With cephx enabled, all daemons fail with either handle_auth_bad_method server allowed_methods [1] but i only support [2] or the reverse

Monitors lose quorum immediately when auth_*_required = none is removed from ceph.conf

OSDs fail under systemd with failed to fetch mon config but work fine when run in foreground as root

pvesm list <storage> returns rbd error: rbd: listing images failed: (95) Operation not supported with auth=none, or (13) Permission denied with cephx

What I found:

After reinstall, monitor keyrings were stored as [mon.] instead of [mon.pve0] etc, and were not registered in the cluster auth database — fixed by using ceph-authtool to create properly named keyrings and ceph auth add to register them

The ceph user was not in the www-data group, so it couldn't read /etc/pve/ceph.conf (owned by root:www-data, mode 640) — fixed with usermod -aG www-data ceph on each node

OSDs under systemd fail auth negotiation even with auth=none in ceph.conf — workaround is --no-mon-config in a systemd override

Proxmox RBD plugin (PVE::CephConfig) sets auth_supported=cephx if the storage keyring file exists, causing rados_connect to fail with error 95 — workaround is removing the keyring file so it falls back to auth_supported=none

Ceph config database auth settings (set via ceph config set) override ceph.conf and affect daemons differently — caused significant confusion during troubleshooting

Current workarounds in place:

auth_*_required = none in /etc/pve/ceph.conf

--no-mon-config systemd override for all OSDs on all nodes

Storage keyring files removed (renamed to .bak)

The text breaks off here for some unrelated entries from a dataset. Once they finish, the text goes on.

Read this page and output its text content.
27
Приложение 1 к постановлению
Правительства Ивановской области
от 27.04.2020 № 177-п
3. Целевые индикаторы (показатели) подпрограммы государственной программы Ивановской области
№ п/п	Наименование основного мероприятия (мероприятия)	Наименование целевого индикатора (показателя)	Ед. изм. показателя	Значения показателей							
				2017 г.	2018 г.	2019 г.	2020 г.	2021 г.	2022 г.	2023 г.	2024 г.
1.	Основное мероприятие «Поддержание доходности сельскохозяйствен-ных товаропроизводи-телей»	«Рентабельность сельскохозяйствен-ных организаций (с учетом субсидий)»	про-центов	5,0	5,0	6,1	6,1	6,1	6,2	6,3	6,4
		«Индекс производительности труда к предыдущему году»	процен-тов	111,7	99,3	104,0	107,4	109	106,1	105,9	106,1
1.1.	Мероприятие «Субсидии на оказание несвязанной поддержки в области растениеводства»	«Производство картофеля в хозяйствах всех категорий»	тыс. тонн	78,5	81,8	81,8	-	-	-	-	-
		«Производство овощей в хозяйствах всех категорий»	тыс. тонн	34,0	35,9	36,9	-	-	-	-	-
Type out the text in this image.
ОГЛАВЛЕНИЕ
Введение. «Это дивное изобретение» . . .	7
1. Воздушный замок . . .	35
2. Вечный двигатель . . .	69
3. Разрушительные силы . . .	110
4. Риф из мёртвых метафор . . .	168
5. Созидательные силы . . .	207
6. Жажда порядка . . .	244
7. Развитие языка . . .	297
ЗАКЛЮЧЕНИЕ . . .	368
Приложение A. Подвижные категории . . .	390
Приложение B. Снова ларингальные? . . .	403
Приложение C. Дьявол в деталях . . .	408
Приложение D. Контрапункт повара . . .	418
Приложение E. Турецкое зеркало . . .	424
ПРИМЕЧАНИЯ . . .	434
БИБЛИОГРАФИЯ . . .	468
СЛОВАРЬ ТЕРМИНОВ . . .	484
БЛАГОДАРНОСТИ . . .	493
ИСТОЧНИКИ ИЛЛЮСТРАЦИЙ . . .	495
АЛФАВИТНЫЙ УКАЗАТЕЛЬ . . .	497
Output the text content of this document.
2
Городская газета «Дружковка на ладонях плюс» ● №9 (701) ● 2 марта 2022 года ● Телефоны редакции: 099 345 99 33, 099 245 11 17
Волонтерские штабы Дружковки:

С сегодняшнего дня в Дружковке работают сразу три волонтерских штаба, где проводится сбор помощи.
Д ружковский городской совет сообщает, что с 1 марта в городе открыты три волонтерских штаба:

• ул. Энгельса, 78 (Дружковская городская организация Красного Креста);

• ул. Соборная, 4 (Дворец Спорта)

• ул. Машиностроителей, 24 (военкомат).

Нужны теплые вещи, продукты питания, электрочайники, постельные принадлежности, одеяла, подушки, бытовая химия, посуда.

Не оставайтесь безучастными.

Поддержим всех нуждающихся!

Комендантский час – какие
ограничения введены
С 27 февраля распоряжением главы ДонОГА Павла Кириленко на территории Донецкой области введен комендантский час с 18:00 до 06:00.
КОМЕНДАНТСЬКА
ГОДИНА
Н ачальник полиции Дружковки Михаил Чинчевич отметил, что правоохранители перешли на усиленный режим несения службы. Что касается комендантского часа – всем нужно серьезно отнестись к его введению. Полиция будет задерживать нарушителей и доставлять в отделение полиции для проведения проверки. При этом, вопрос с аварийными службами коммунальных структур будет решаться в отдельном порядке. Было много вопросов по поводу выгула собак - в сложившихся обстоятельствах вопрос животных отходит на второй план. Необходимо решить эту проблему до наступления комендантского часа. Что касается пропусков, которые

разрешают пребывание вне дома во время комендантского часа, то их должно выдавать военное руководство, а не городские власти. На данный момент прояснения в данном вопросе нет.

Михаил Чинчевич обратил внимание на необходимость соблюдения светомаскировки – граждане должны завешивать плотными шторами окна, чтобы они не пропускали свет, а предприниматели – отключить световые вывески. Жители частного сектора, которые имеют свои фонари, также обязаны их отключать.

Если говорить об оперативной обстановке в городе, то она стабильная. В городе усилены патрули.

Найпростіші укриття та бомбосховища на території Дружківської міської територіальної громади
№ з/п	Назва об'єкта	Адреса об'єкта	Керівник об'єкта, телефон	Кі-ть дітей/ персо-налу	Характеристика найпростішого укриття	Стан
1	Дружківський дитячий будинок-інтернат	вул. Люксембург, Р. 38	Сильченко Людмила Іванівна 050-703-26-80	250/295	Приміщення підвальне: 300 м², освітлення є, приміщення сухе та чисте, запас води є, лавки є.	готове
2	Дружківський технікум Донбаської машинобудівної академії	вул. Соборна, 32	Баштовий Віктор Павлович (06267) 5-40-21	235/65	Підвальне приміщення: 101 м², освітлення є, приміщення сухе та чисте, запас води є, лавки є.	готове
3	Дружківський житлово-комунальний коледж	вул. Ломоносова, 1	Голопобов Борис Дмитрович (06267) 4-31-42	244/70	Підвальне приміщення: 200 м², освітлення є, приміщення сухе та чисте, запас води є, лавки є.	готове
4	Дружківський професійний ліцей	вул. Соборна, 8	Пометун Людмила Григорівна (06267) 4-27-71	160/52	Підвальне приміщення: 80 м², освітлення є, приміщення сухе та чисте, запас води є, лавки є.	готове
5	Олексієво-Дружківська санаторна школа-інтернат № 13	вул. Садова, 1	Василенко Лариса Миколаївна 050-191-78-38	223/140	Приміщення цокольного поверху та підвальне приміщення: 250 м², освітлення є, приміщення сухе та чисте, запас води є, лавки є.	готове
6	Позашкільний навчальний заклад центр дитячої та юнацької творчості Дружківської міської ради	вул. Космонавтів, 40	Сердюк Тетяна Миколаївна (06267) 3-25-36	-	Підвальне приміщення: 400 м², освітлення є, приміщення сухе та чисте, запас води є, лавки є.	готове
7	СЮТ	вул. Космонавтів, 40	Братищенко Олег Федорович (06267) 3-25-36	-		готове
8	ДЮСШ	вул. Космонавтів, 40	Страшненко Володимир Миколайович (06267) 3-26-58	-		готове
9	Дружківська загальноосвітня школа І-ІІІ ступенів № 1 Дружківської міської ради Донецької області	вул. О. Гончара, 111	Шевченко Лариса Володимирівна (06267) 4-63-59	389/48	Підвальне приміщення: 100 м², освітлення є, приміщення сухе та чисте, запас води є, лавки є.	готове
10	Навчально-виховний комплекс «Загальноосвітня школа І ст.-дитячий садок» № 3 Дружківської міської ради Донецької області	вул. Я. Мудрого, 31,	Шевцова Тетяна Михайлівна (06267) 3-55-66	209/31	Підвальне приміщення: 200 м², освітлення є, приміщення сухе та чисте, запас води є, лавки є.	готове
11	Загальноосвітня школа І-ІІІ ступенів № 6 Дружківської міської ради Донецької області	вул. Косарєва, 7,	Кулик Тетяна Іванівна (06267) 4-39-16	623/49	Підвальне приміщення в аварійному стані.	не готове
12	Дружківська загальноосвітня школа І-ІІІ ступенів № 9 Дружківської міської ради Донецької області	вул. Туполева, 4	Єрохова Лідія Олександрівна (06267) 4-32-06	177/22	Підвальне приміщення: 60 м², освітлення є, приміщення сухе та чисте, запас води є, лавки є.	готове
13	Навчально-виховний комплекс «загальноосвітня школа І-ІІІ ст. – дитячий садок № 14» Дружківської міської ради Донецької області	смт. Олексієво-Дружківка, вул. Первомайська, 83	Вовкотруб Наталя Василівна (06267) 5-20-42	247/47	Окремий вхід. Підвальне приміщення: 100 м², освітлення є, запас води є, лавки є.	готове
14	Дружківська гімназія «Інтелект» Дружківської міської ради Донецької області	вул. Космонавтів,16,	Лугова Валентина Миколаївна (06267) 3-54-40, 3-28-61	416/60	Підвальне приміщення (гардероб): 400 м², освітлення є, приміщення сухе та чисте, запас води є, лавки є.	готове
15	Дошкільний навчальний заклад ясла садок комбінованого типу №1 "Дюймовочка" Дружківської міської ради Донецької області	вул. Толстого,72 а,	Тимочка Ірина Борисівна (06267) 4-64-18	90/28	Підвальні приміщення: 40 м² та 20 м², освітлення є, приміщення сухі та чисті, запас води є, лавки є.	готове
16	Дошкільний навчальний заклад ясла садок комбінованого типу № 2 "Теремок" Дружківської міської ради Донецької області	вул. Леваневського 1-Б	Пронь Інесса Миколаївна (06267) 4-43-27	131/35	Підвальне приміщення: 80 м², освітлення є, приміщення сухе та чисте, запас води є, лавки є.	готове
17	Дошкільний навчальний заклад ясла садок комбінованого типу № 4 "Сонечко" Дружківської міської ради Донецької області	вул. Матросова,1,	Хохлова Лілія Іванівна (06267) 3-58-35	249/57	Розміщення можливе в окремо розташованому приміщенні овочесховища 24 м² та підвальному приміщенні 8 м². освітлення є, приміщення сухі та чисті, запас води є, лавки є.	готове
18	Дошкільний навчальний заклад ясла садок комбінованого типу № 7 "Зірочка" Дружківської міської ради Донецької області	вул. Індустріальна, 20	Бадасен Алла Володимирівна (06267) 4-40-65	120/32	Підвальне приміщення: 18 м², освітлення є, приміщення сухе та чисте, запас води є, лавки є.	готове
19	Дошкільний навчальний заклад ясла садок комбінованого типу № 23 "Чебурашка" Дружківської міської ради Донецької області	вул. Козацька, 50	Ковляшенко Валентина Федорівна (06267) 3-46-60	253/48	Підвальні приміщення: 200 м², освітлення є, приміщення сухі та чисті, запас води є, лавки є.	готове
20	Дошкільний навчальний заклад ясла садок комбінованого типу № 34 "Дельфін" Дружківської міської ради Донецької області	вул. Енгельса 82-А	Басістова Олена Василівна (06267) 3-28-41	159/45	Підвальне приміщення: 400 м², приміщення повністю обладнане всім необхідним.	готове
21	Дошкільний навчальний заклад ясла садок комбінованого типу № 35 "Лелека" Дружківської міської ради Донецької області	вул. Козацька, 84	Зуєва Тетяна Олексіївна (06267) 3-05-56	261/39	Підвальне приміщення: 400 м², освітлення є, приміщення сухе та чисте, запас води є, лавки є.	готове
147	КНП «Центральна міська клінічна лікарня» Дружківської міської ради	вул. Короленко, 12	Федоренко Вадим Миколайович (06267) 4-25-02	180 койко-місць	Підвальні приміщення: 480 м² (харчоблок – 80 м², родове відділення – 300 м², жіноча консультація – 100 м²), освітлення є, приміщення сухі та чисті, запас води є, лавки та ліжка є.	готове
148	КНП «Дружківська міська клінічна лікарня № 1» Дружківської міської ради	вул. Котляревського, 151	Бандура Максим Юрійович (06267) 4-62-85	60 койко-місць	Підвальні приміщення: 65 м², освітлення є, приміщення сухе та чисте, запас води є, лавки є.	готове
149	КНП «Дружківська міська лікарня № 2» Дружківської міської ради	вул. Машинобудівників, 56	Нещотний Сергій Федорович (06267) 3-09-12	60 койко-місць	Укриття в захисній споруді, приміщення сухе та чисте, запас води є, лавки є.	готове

usermod -aG www-data ceph on all nodes

Questions:

Why do monitors fail to form quorum with cephx even after properly registering mon.pve0/pve1/pve4 keys in the auth database?
Is there a supported procedure for re-enabling cephx after a Ceph reinstall on an existing Proxmox cluster?

Is the www-data group membership for the ceph user supposed to be set automatically by Proxmox? If so, why wasn't it set during reinstall?

Should the OSD systemd unit be able to read /etc/pve/ceph.conf via the symlink at /etc/ceph/ceph.conf? The symlink exists but the file permissions prevent the ceph user from reading it without the www-data group.

Environment:

Proxmox VE 9.1.5

Ceph 19.2.3-pve4 (Squid)

5 nodes, 3 monitors (pve0, pve1, pve4), 6 OSDs across 3 hosts

Fresh Ceph reinstall (not upgrade)